Results announced at the 2006 ESC meeting in Barcelona questioned the long-term safety of drug eluting stents (DES) and sparked intense discussion.
The dark side of this debate was an unjustified alarm when results were presented in the general press which created unnecessary anxiety among the thousands of patients who have already received stents. Since the data supporting the main meta-analysis which created this concern proved to be not scientifically sound, we must regret the lack of a more balanced data presentation and critical review which could have prevented needless discomfort and suffering.
The positive side of this debate has been that existing randomised trials and registries have been intensely scrutinised and plans have been made for more adequately powered trials with results applicable to the majority of patients treated for coronary artery disease.
The European Society of Cardiology, represented by a former Past-President, Professor Marten Simoons, Thoraxcentre, Rotterdam, NL, in cooperation with the European Association of Percutaneous Cardiovascular Interventions, represented by its Chairman Professor William Wijns, Aalst, Belgium, organised a Consensus Conference in Nice where data form late follow-up of trials and registries was reviewed. On September 27 and 28, 2007, key opinion leaders in clinical and interventional cardiology and representatives from industry and regulatory bodies gathered at the European Heart House with studies and registries presenting data on restenosis , re-intervention, late stent thrombosis, myocardial infarction, mortality of DES compared with bare metal stents (BMS). Results showed two divergent trends difficult to reconciliate. Late stent thrombosis, developing > one year after stent implantation, was exceedingly rare with BMS but was present in approx. 0.1-0.2% per year in the simple lesions and patients randomized in clinical trials and reached percentages as high as 0.5-0.6% per year when all-comers were followed up closely in centres with high average complexity of interventions performed. The existing data shows this trend to be persistent for the first three-four years after implantation. Paradoxically, this increased rate of late thrombosis does not translate into an increase in mortality or incidence of myocardial infarction despite the fact that late thromboses are associated in more than 2/3 of cases with these catastrophic events. The most likely explanation is that the evidence that restenosis and reinterventions are not as benign as the opponents of DES indicated, with restenosis presenting as acute coronary syndromes in 20% of cases, often inducing periprocedural complications at the time of retreatment with surgery or angioplasty.
Meta-analyses of randomized trials with more than 5,000 patients followed up at four-five years and some of the early registries of all-comers indicated that BMS and DES have similar mortality and incidence of myocardial infarction, with a large advantage of DES on need for reinterventions. More recent registries involving a majority of complex lesions and patients that did not qualify for the classical randomized trials went further and suggested a benefit of DES in terms of late events.

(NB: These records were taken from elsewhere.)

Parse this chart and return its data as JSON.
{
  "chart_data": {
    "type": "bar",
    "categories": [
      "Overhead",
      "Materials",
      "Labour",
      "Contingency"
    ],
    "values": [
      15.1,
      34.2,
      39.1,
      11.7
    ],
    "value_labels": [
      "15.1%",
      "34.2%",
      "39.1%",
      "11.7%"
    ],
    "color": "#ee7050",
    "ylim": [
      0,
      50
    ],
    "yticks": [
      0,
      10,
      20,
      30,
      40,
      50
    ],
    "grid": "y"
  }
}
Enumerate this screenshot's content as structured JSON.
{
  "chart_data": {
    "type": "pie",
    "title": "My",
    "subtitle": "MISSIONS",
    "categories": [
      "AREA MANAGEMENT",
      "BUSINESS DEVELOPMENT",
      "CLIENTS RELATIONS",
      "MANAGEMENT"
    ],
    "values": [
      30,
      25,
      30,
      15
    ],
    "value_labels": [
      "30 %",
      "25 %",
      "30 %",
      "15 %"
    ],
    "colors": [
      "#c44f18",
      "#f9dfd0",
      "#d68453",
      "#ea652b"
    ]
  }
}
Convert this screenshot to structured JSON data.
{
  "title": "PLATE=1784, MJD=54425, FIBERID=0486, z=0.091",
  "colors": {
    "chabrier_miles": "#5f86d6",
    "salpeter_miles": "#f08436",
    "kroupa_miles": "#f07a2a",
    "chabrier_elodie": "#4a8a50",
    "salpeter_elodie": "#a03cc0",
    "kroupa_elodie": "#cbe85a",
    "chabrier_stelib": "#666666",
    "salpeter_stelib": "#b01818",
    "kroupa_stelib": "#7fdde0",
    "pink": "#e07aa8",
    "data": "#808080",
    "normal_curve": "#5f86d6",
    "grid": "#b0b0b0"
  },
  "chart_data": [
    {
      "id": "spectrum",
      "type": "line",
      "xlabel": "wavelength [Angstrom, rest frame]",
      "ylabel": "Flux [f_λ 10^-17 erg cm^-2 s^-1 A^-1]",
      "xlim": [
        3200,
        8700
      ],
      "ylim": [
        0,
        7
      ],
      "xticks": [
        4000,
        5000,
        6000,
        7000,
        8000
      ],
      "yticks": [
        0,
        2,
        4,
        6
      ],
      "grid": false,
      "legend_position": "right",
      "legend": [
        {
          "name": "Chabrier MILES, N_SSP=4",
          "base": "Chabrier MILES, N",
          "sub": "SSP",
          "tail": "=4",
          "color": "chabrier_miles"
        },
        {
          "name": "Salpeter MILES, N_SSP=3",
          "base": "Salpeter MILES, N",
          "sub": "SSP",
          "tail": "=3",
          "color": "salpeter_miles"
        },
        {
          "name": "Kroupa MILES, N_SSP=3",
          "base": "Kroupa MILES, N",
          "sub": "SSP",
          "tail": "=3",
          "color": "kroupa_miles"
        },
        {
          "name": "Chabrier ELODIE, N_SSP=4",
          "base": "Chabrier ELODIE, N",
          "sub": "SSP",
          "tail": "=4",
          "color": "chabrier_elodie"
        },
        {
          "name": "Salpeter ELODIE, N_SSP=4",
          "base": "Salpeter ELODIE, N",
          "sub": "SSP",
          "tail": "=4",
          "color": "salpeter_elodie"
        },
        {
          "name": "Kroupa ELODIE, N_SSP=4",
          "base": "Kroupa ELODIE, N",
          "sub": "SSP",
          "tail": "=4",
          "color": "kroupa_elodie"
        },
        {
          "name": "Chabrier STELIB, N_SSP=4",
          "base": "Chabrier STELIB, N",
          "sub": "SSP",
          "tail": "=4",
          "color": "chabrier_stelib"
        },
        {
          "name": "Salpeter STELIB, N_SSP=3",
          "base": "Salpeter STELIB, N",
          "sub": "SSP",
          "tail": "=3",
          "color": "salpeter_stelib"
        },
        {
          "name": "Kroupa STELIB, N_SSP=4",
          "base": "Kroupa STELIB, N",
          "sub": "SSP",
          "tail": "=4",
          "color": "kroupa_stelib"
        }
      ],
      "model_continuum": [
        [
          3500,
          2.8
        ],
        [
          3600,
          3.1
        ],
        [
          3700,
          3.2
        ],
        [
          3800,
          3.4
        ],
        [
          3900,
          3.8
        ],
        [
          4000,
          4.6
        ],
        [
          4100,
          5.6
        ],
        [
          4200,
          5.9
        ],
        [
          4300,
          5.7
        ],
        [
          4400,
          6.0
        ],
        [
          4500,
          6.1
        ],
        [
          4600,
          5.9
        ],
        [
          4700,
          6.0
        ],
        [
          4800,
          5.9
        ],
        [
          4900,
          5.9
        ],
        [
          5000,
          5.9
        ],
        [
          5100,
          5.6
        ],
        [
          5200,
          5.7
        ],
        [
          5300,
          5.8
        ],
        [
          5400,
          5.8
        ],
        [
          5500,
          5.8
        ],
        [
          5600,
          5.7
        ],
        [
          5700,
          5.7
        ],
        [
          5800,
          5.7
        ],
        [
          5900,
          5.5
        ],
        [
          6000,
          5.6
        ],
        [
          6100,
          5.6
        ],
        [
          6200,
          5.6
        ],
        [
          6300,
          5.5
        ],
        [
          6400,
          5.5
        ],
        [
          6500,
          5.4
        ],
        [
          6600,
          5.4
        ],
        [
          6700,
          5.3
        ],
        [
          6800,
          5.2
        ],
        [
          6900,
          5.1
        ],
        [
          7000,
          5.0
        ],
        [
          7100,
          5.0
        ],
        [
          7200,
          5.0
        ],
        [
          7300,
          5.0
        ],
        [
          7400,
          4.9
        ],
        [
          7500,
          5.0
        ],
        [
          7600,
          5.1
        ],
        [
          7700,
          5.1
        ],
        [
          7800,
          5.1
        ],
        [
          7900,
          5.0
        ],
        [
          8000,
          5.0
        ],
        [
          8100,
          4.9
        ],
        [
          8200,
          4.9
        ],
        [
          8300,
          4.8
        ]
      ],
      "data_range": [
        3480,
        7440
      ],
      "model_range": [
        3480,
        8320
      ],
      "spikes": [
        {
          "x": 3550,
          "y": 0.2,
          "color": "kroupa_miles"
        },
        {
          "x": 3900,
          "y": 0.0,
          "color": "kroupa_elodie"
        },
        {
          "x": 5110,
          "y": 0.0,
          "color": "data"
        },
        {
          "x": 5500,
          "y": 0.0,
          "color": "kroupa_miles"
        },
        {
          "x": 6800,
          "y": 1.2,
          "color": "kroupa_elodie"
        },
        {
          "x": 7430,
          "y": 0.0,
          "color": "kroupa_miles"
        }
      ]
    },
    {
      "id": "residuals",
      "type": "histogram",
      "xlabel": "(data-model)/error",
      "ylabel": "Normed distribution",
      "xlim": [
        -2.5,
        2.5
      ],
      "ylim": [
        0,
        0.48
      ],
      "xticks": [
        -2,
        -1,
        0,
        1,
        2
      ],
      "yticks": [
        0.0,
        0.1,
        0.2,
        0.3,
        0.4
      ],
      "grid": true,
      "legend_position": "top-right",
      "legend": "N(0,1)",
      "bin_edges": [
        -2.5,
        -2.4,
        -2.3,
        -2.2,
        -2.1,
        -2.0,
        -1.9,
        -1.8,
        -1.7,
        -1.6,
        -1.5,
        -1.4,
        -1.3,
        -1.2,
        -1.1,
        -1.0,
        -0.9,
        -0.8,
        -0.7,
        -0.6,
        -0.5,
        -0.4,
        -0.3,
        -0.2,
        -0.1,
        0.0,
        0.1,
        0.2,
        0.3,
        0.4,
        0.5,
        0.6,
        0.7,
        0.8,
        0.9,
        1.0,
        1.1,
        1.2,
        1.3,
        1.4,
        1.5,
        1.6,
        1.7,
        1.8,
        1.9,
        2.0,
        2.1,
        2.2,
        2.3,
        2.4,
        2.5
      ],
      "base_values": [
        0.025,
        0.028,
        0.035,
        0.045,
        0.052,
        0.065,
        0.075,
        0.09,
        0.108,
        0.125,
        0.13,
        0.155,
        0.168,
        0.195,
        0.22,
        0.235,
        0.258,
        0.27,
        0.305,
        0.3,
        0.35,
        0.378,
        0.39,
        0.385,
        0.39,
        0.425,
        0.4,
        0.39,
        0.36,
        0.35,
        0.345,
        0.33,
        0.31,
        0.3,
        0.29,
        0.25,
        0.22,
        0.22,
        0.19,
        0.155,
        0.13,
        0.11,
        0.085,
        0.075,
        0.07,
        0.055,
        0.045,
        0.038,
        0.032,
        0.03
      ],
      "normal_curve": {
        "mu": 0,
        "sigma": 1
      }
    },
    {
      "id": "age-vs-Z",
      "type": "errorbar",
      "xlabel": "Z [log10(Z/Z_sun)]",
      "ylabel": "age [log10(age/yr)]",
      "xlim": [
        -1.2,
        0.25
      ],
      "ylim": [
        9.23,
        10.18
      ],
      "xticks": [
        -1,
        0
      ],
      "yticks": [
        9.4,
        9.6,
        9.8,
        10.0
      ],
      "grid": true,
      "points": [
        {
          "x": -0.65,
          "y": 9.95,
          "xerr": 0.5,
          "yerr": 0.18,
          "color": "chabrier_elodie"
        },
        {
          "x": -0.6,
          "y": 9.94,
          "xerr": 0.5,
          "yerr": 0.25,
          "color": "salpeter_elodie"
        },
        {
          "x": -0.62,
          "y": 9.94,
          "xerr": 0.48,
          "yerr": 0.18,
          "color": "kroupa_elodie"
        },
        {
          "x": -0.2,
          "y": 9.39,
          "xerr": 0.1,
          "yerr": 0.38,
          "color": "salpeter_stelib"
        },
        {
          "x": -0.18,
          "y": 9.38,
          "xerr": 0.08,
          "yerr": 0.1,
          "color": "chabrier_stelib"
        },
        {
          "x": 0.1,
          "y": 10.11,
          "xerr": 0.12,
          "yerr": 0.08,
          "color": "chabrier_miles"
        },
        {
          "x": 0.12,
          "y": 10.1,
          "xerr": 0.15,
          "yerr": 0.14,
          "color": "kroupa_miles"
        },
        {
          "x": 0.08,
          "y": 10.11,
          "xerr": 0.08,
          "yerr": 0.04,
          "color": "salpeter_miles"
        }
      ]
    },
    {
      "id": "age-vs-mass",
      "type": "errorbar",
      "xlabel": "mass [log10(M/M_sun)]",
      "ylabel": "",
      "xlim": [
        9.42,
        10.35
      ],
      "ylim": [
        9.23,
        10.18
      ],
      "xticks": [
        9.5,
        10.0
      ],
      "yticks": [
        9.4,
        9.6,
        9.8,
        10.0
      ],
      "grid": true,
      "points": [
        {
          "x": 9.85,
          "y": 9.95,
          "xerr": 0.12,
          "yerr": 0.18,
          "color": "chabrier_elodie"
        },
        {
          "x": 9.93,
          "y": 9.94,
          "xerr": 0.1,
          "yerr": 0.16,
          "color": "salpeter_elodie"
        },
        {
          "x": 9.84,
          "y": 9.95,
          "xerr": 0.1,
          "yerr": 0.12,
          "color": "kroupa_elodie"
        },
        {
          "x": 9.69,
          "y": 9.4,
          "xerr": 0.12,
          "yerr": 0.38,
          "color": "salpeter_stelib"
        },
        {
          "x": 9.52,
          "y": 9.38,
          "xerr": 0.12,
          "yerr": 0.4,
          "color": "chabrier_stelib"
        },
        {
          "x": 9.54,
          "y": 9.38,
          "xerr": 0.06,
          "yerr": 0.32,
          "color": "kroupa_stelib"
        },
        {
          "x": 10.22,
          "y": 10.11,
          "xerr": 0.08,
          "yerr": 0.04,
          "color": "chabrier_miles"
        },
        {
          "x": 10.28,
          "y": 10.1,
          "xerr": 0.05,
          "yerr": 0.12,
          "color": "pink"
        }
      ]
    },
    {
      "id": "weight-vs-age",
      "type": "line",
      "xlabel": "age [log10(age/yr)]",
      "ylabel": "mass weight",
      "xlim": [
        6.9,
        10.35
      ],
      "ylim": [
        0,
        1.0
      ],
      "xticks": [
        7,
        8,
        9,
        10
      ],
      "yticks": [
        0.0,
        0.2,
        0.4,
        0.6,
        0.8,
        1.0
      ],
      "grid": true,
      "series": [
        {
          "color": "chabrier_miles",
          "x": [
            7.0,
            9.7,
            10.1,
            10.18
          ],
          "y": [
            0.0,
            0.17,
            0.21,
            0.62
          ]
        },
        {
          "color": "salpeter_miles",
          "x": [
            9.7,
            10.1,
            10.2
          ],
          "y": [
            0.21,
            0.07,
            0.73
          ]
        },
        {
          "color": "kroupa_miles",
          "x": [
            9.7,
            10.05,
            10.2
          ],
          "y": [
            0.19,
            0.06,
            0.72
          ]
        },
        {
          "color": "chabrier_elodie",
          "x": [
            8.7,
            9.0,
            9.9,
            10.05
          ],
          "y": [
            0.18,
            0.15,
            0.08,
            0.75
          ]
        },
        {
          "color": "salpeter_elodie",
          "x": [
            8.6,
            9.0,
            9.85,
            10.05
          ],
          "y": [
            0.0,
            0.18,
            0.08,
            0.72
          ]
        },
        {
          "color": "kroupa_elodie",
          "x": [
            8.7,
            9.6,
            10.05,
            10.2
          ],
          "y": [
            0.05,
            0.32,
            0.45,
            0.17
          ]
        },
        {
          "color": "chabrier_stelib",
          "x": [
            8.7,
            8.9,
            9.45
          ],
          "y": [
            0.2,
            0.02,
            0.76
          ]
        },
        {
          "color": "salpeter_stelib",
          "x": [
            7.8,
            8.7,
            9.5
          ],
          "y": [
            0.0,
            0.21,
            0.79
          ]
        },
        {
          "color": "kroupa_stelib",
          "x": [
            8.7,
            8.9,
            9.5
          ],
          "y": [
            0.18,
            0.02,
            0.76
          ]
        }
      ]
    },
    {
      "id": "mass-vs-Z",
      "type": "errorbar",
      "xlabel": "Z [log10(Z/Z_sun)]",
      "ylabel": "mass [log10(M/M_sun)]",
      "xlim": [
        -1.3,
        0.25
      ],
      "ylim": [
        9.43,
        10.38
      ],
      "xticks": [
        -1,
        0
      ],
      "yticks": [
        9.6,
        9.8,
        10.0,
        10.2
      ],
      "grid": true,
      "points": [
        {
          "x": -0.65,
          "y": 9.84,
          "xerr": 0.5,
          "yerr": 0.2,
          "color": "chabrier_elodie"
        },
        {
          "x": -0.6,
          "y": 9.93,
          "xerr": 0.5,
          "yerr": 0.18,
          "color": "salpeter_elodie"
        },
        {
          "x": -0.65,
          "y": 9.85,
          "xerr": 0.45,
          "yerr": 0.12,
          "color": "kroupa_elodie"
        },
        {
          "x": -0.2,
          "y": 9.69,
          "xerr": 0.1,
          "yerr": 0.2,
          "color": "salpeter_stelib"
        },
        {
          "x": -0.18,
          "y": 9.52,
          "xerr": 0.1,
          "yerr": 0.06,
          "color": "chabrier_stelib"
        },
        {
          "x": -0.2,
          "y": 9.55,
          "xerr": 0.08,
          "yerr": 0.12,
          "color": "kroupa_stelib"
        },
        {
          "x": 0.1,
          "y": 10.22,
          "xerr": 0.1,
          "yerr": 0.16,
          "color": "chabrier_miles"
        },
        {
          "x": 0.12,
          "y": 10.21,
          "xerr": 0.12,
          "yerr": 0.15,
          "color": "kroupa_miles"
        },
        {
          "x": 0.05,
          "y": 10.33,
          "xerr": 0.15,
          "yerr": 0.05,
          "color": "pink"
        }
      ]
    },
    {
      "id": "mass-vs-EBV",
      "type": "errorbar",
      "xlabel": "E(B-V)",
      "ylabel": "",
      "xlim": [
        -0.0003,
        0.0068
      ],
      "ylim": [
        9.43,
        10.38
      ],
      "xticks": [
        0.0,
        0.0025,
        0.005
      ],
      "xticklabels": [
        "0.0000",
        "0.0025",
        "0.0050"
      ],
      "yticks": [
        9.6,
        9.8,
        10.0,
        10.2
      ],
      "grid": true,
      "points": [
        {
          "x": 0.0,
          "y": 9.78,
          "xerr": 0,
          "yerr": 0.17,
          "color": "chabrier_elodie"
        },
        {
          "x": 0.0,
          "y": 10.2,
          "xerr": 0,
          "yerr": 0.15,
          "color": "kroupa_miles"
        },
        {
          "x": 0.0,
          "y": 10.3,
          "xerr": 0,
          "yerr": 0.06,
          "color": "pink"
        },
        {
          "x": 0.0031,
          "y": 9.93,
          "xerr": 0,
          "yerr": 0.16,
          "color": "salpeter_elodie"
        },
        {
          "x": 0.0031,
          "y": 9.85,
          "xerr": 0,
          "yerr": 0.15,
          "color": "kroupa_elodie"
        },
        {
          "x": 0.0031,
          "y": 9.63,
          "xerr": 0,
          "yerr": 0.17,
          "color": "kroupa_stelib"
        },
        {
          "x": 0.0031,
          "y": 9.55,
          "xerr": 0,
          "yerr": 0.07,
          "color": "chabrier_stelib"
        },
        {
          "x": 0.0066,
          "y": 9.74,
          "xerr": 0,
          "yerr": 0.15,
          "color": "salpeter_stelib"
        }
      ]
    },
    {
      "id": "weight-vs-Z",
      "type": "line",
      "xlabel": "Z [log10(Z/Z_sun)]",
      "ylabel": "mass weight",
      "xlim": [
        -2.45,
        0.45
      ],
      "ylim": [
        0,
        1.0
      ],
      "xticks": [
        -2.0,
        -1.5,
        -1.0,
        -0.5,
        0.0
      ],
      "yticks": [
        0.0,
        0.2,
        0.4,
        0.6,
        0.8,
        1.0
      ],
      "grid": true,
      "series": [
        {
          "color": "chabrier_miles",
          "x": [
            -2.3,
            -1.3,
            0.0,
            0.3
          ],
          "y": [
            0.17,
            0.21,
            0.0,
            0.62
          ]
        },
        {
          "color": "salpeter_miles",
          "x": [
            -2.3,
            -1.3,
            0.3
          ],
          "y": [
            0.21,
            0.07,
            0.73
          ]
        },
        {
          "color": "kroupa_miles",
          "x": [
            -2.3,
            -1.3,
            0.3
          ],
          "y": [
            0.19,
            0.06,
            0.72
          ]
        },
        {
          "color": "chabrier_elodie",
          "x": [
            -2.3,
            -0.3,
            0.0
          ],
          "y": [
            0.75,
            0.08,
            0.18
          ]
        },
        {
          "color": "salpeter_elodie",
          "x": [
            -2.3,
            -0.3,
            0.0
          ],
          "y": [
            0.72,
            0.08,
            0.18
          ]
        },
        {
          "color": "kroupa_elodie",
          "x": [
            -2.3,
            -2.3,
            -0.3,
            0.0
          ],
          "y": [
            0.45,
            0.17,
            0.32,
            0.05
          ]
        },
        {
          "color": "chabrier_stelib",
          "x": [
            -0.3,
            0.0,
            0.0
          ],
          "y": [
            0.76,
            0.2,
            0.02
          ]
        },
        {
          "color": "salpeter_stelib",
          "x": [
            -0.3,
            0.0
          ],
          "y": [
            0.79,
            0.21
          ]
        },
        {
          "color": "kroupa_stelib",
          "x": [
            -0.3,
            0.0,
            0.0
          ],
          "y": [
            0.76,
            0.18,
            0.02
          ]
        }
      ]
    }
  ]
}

We still have limited data from dedicated trials addressing the long-term safety and efficacy of DES in high-risk subgroups like diabetics, and patients with ST and non ST segment elevation MI or complex lesions (bifurcations, long lesions) but registry data and small scale studies suggest the benefit in terms of new revascularisation and late events can be greater in these high risk situations.
Existing data indicate that there are important differences between the various types of stents, with dissimilar mechanical and pharmacological properties and subsequent differences in clinical outcome. Ongoing large scale trials with second and third generation DES have been powered and have extended their follow-up long enough to support claims of reduced thrombogenicity of these devices. During the conference, there was consensus among regulatory bodies, investigators and the Industry that future randomized controlled trials pre-registration should strive to include all-comers and should be followed by large-scale all-comer registries to assess both the benefits and late complications. Initial approval might be based on assessment of restenosis (angiography, IVUS) or neointima formation and stent coverage (OCT, endothelial function studies) including one-year clinical follow up but these data should be followed by the assessment of death, MI and stent thrombosis over longer follow-up (at yearly intervals up to three to five years).
In order to define indications, cost-effectiveness analyses are essential but careful interpretation is needed when analyzing specific patient subsets derived from clinical trials which might not reflect real world clinical practice. The only regulatory body which issued a specific recommendation (the National Institute of Cost-Effectiveness, NICE from the UK) issued a statement in 2007 suggesting that DES would be cost-effective in the majority of patients undergoing percutaneous coronary intervention at a price premium around €400 above the price of comparable BMS. Despite this remaining a controversial issue, it is interesting to note that the price differential between DES and BMS has already fallen below this threshold in almost all European countries.